Non bisogna formarsi per insegnare ai propri figli in maniera specifica. L'importante e' avere tempo e voglia di imparare, perche' non c'e' niente di piu' importante per un bambino che vedere un genitore che si metta al suo fianco e che abbia voglia di imparare ex novo o di reimparare. Non stiamo solo passando nozioni, stiamo spendendo del tempo insieme. La marcia in piu' dell'educazione a casa e' che crea ricordi e relazioni. Su quest'ultimo punto la scuola rimane un po' arida- sottolinea la blogger- perche' la finalita' ultima rimane la valutazione, mentre l'educazione parentale mira a creare momenti di condivisione tra fratelli, e tra genitori e figli. Chi si forma per insegnare dovra' porsi delle domande, capire se gli piacera' farlo e soprattutto se gli piacciono i bambini. Un genitore che compie questa scelta dedica il proprio cuore a tale compito'.
- Come segue il programma didattico? 'Noi studiamo a progetto.
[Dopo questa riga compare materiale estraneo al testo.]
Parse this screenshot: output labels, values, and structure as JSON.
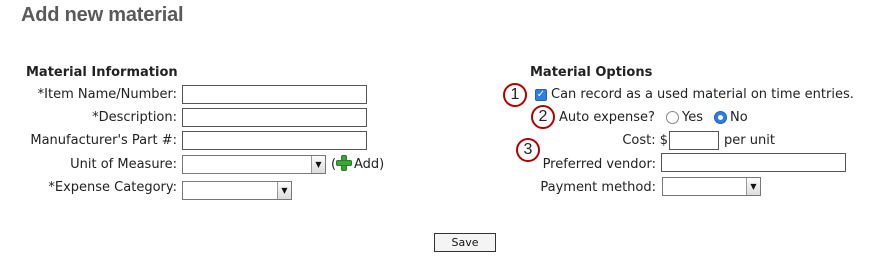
{
  "page": {
    "title": "Add new material"
  },
  "material_info": {
    "heading": "Material Information",
    "fields": {
      "item_name": {
        "label": "*Item Name/Number:",
        "value": ""
      },
      "description": {
        "label": "*Description:",
        "value": ""
      },
      "manufacturer_part": {
        "label": "Manufacturer's Part #:",
        "value": ""
      },
      "unit_of_measure": {
        "label": "Unit of Measure:",
        "selected": ""
      },
      "expense_category": {
        "label": "*Expense Category:",
        "selected": ""
      }
    },
    "add": {
      "paren_open": "(",
      "label": "Add)"
    }
  },
  "material_options": {
    "heading": "Material Options",
    "record_used": {
      "label": "Can record as a used material on time entries.",
      "checked": true
    },
    "auto_expense": {
      "label": "Auto expense?",
      "options": [
        {
          "label": "Yes",
          "selected": false
        },
        {
          "label": "No",
          "selected": true
        }
      ]
    },
    "cost": {
      "label": "Cost: $",
      "value": "",
      "suffix": "per unit"
    },
    "preferred_vendor": {
      "label": "Preferred vendor:",
      "value": ""
    },
    "payment_method": {
      "label": "Payment method:",
      "selected": ""
    }
  },
  "annotations": [
    "1",
    "2",
    "3"
  ],
  "actions": {
    "save_label": "Save"
  },
  "colors": {
    "title": "#5a5a5a",
    "annotation_border": "#b30000",
    "check_blue": "#2f7fe0",
    "add_green": "#3aa63a"
  },
  "icons": {
    "add": "plus-icon",
    "dropdown": "dropdown-arrow-icon"
  }
}
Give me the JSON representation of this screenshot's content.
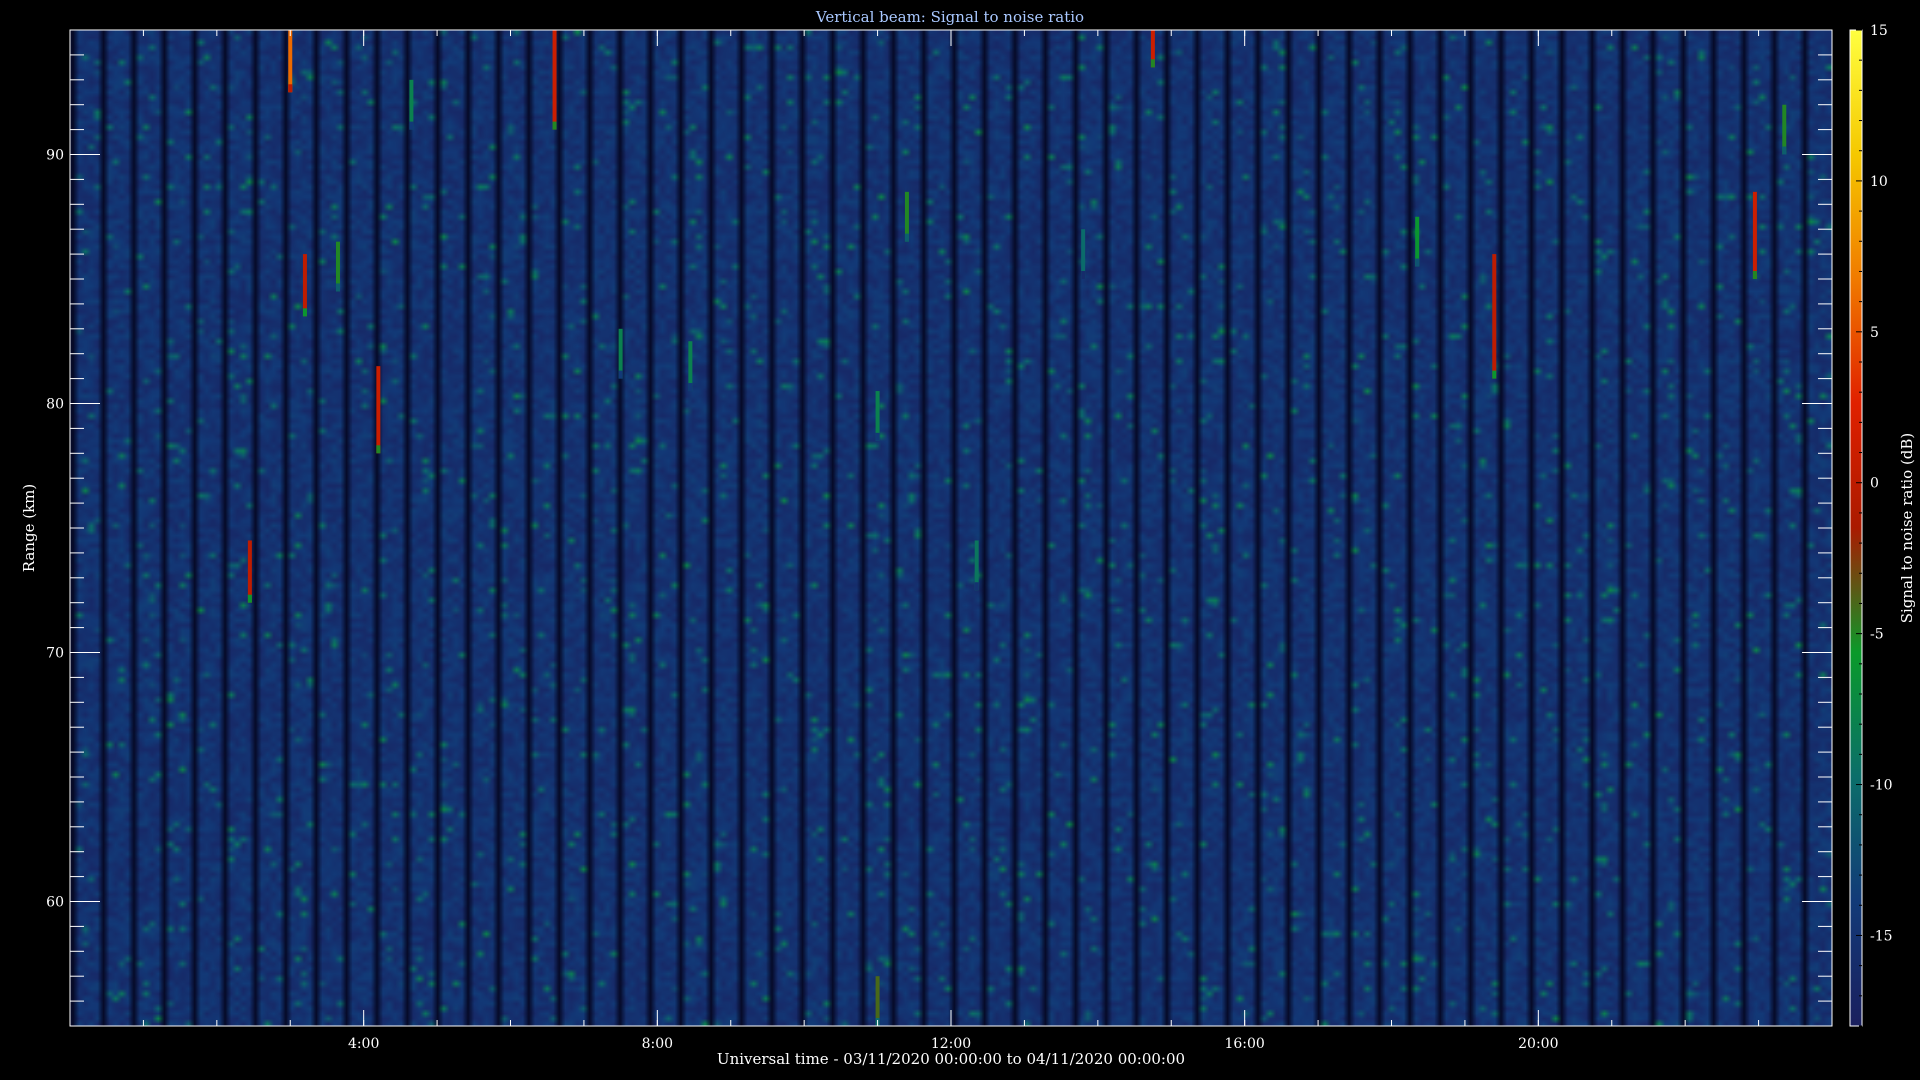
{
  "chart_data": {
    "type": "heatmap",
    "title": "Vertical beam: Signal to noise ratio",
    "xlabel": "Universal time - 03/11/2020 00:00:00 to 04/11/2020 00:00:00",
    "ylabel": "Range (km)",
    "colorbar_label": "Signal to noise ratio (dB)",
    "xlim_hours": [
      0,
      24
    ],
    "ylim_km": [
      55,
      95
    ],
    "clim_db": [
      -18,
      15
    ],
    "x_ticks": [
      {
        "hour": 4,
        "label": "4:00"
      },
      {
        "hour": 8,
        "label": "8:00"
      },
      {
        "hour": 12,
        "label": "12:00"
      },
      {
        "hour": 16,
        "label": "16:00"
      },
      {
        "hour": 20,
        "label": "20:00"
      }
    ],
    "y_ticks": [
      {
        "km": 60,
        "label": "60"
      },
      {
        "km": 70,
        "label": "70"
      },
      {
        "km": 80,
        "label": "80"
      },
      {
        "km": 90,
        "label": "90"
      }
    ],
    "colorbar_ticks": [
      {
        "db": 15,
        "label": "15"
      },
      {
        "db": 10,
        "label": "10"
      },
      {
        "db": 5,
        "label": "5"
      },
      {
        "db": 0,
        "label": "0"
      },
      {
        "db": -5,
        "label": "-5"
      },
      {
        "db": -10,
        "label": "-10"
      },
      {
        "db": -15,
        "label": "-15"
      }
    ],
    "colormap": [
      "#1a1f5e",
      "#123a78",
      "#0b6e6a",
      "#0a9a2a",
      "#aa1a00",
      "#e02000",
      "#f07a00",
      "#f5c800",
      "#ffff40"
    ],
    "background_db": -15,
    "echoes": [
      {
        "hour": 2.45,
        "km_min": 72,
        "km_max": 74.5,
        "db": 0
      },
      {
        "hour": 3.0,
        "km_min": 92.5,
        "km_max": 95,
        "db": 6
      },
      {
        "hour": 3.2,
        "km_min": 83.5,
        "km_max": 86,
        "db": 0
      },
      {
        "hour": 3.65,
        "km_min": 84.5,
        "km_max": 86.5,
        "db": -5
      },
      {
        "hour": 4.2,
        "km_min": 78,
        "km_max": 81.5,
        "db": 1
      },
      {
        "hour": 4.65,
        "km_min": 91,
        "km_max": 93,
        "db": -8
      },
      {
        "hour": 6.6,
        "km_min": 91,
        "km_max": 95,
        "db": 1
      },
      {
        "hour": 7.5,
        "km_min": 81,
        "km_max": 83,
        "db": -8
      },
      {
        "hour": 8.45,
        "km_min": 80.5,
        "km_max": 82.5,
        "db": -8
      },
      {
        "hour": 11.0,
        "km_min": 55,
        "km_max": 57,
        "db": -4
      },
      {
        "hour": 11.0,
        "km_min": 78.5,
        "km_max": 80.5,
        "db": -8
      },
      {
        "hour": 11.4,
        "km_min": 86.5,
        "km_max": 88.5,
        "db": -5
      },
      {
        "hour": 12.35,
        "km_min": 72.5,
        "km_max": 74.5,
        "db": -9
      },
      {
        "hour": 13.8,
        "km_min": 85,
        "km_max": 87,
        "db": -10
      },
      {
        "hour": 14.75,
        "km_min": 93.5,
        "km_max": 95,
        "db": 1
      },
      {
        "hour": 18.35,
        "km_min": 85.5,
        "km_max": 87.5,
        "db": -6
      },
      {
        "hour": 19.4,
        "km_min": 81,
        "km_max": 86,
        "db": 0
      },
      {
        "hour": 22.95,
        "km_min": 85,
        "km_max": 88.5,
        "db": 1
      },
      {
        "hour": 23.35,
        "km_min": 90,
        "km_max": 92,
        "db": -5
      }
    ]
  }
}
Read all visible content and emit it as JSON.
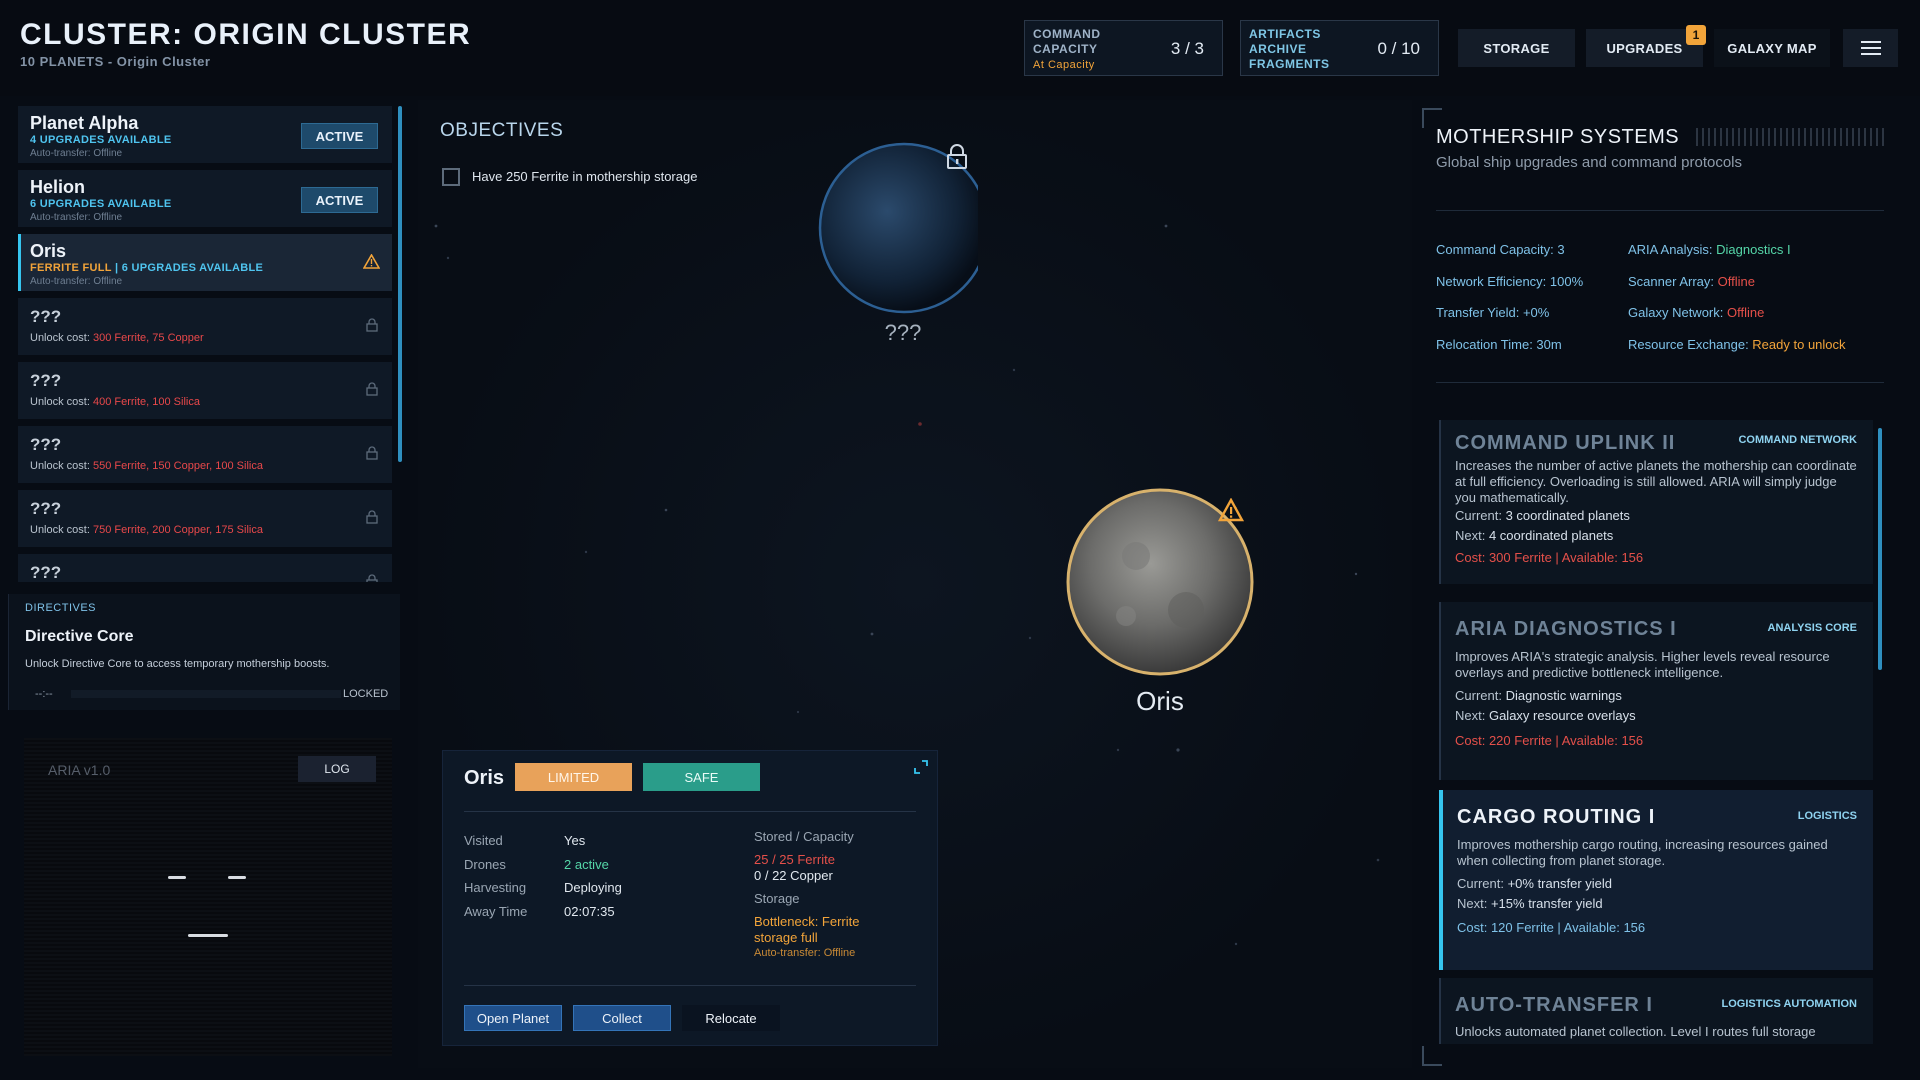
{
  "header": {
    "title": "CLUSTER: ORIGIN CLUSTER",
    "subtitle": "10 PLANETS - Origin Cluster",
    "command": {
      "label1": "COMMAND",
      "label2": "CAPACITY",
      "status": "At Capacity",
      "value": "3 / 3"
    },
    "artifacts": {
      "label1": "ARTIFACTS",
      "label2": "ARCHIVE",
      "label3": "FRAGMENTS",
      "value": "0 / 10"
    },
    "storage_label": "STORAGE",
    "upgrades_label": "UPGRADES",
    "upgrades_badge": "1",
    "galaxy_label": "GALAXY MAP"
  },
  "planets": [
    {
      "name": "Planet Alpha",
      "line2": "4 UPGRADES AVAILABLE",
      "line3": "Auto-transfer: Offline",
      "action": "ACTIVE"
    },
    {
      "name": "Helion",
      "line2": "6 UPGRADES AVAILABLE",
      "line3": "Auto-transfer: Offline",
      "action": "ACTIVE"
    },
    {
      "name": "Oris",
      "line2a": "FERRITE FULL",
      "line2b": " | 6 UPGRADES AVAILABLE",
      "line3": "Auto-transfer: Offline"
    }
  ],
  "locked": [
    {
      "name": "???",
      "prefix": "Unlock cost: ",
      "cost": "300 Ferrite, 75 Copper"
    },
    {
      "name": "???",
      "prefix": "Unlock cost: ",
      "cost": "400 Ferrite, 100 Silica"
    },
    {
      "name": "???",
      "prefix": "Unlock cost: ",
      "cost": "550 Ferrite, 150 Copper, 100 Silica"
    },
    {
      "name": "???",
      "prefix": "Unlock cost: ",
      "cost": "750 Ferrite, 200 Copper, 175 Silica"
    },
    {
      "name": "???"
    }
  ],
  "directives": {
    "header": "DIRECTIVES",
    "title": "Directive Core",
    "desc": "Unlock Directive Core to access temporary mothership boosts.",
    "timer": "--:--",
    "status": "LOCKED"
  },
  "aria": {
    "label": "ARIA v1.0",
    "log": "LOG"
  },
  "objectives": {
    "title": "OBJECTIVES",
    "item": "Have 250 Ferrite in mothership storage"
  },
  "map": {
    "unknown_label": "???",
    "oris_label": "Oris"
  },
  "card": {
    "name": "Oris",
    "badge_limited": "LIMITED",
    "badge_safe": "SAFE",
    "rows": [
      {
        "k": "Visited",
        "v": "Yes"
      },
      {
        "k": "Drones",
        "v": "2 active"
      },
      {
        "k": "Harvesting",
        "v": "Deploying"
      },
      {
        "k": "Away Time",
        "v": "02:07:35"
      }
    ],
    "stored_label": "Stored / Capacity",
    "ferrite": "25 / 25 Ferrite",
    "copper": "0 / 22 Copper",
    "storage_label": "Storage",
    "bottleneck1": "Bottleneck: Ferrite",
    "bottleneck2": "storage full",
    "autotransfer": "Auto-transfer: Offline",
    "btn_open": "Open Planet",
    "btn_collect": "Collect",
    "btn_relocate": "Relocate"
  },
  "mothership": {
    "title": "MOTHERSHIP SYSTEMS",
    "subtitle": "Global ship upgrades and command protocols",
    "stats_left": [
      "Command Capacity: 3",
      "Network Efficiency: 100%",
      "Transfer Yield: +0%",
      "Relocation Time: 30m"
    ],
    "stats_right": [
      {
        "k": "ARIA Analysis: ",
        "v": "Diagnostics I"
      },
      {
        "k": "Scanner Array: ",
        "v": "Offline"
      },
      {
        "k": "Galaxy Network: ",
        "v": "Offline"
      },
      {
        "k": "Resource Exchange: ",
        "v": "Ready to unlock"
      }
    ]
  },
  "upgrades": [
    {
      "title": "COMMAND UPLINK II",
      "tag": "COMMAND NETWORK",
      "desc": "Increases the number of active planets the mothership can coordinate at full efficiency. Overloading is still allowed. ARIA will simply judge you mathematically.",
      "current_k": "Current: ",
      "current": "3 coordinated planets",
      "next_k": "Next: ",
      "next": "4 coordinated planets",
      "cost": "Cost: 300 Ferrite  |  Available: 156"
    },
    {
      "title": "ARIA DIAGNOSTICS I",
      "tag": "ANALYSIS CORE",
      "desc": "Improves ARIA's strategic analysis. Higher levels reveal resource overlays and predictive bottleneck intelligence.",
      "current_k": "Current: ",
      "current": "Diagnostic warnings",
      "next_k": "Next: ",
      "next": "Galaxy resource overlays",
      "cost": "Cost: 220 Ferrite  |  Available: 156"
    },
    {
      "title": "CARGO ROUTING I",
      "tag": "LOGISTICS",
      "desc": "Improves mothership cargo routing, increasing resources gained when collecting from planet storage.",
      "current_k": "Current: ",
      "current": "+0% transfer yield",
      "next_k": "Next: ",
      "next": "+15% transfer yield",
      "cost": "Cost: 120 Ferrite  |  Available: 156"
    },
    {
      "title": "AUTO-TRANSFER I",
      "tag": "LOGISTICS AUTOMATION",
      "desc": "Unlocks automated planet collection. Level I routes full storage"
    }
  ],
  "colors": {
    "accent": "#36c6f0",
    "warning": "#f2a43a",
    "danger": "#e5504a",
    "safe": "#2a9d8a"
  }
}
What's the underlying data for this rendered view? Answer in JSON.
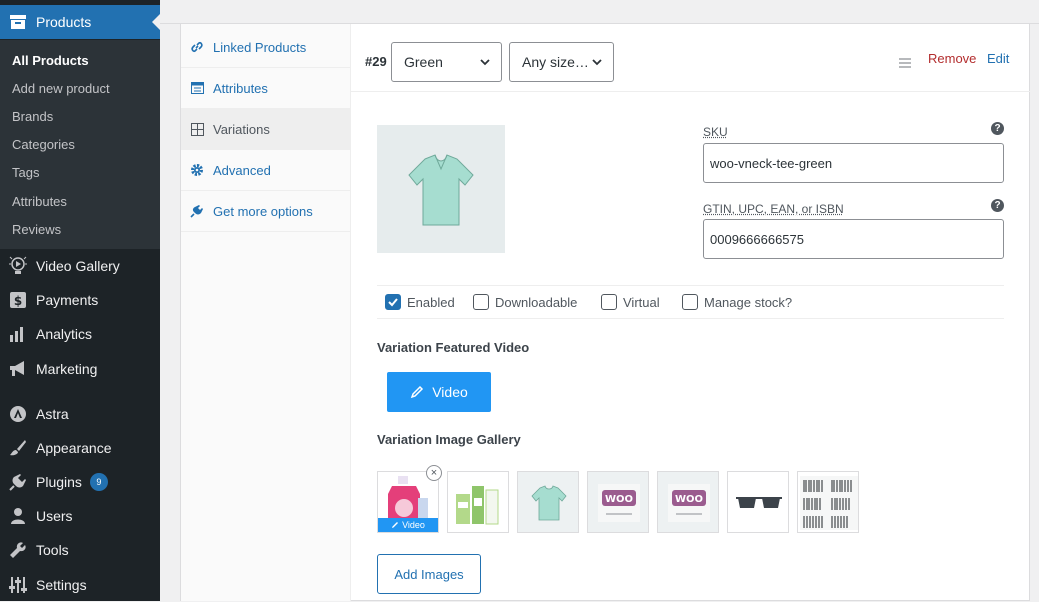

Se mio figlio desidera conoscere le motociclette, partendo da questo soggetto inseriro' tutto il discorso materie: la moto porta a discutere di storia (quando e' stata inventata?), di geografia (dove sono state create e da dove arrivano i pezzi di ricambio?),di ingegneria (come funziona un motore?)- spiega Di Martino-. Puo' capitare che andremo da un meccanico per farci mostrare dal vivo come funzionano e farci raccontare perche' ha scelto questo lavoro, oppure abbiamo un amico che ha la moto. Il lavoro a progetto permette di toccare tutte le materie classiche all'interno di un discorso che appassiona il bambino. L'iter di studio e' concentrico. Anche la grammatica la facciamo leggendo libri, giocando a scarabeo, facciamo tutto ma da un punto di vista relazionale e non nozionistico'. Si puo' andare avanti cosi' fino al ciclo universitario. 'È ovvio che se avessi delle carenze, come le ho in musica, mi rivolgerei ad altri. Anche i bambini scolarizzati vanno a ripetizione'.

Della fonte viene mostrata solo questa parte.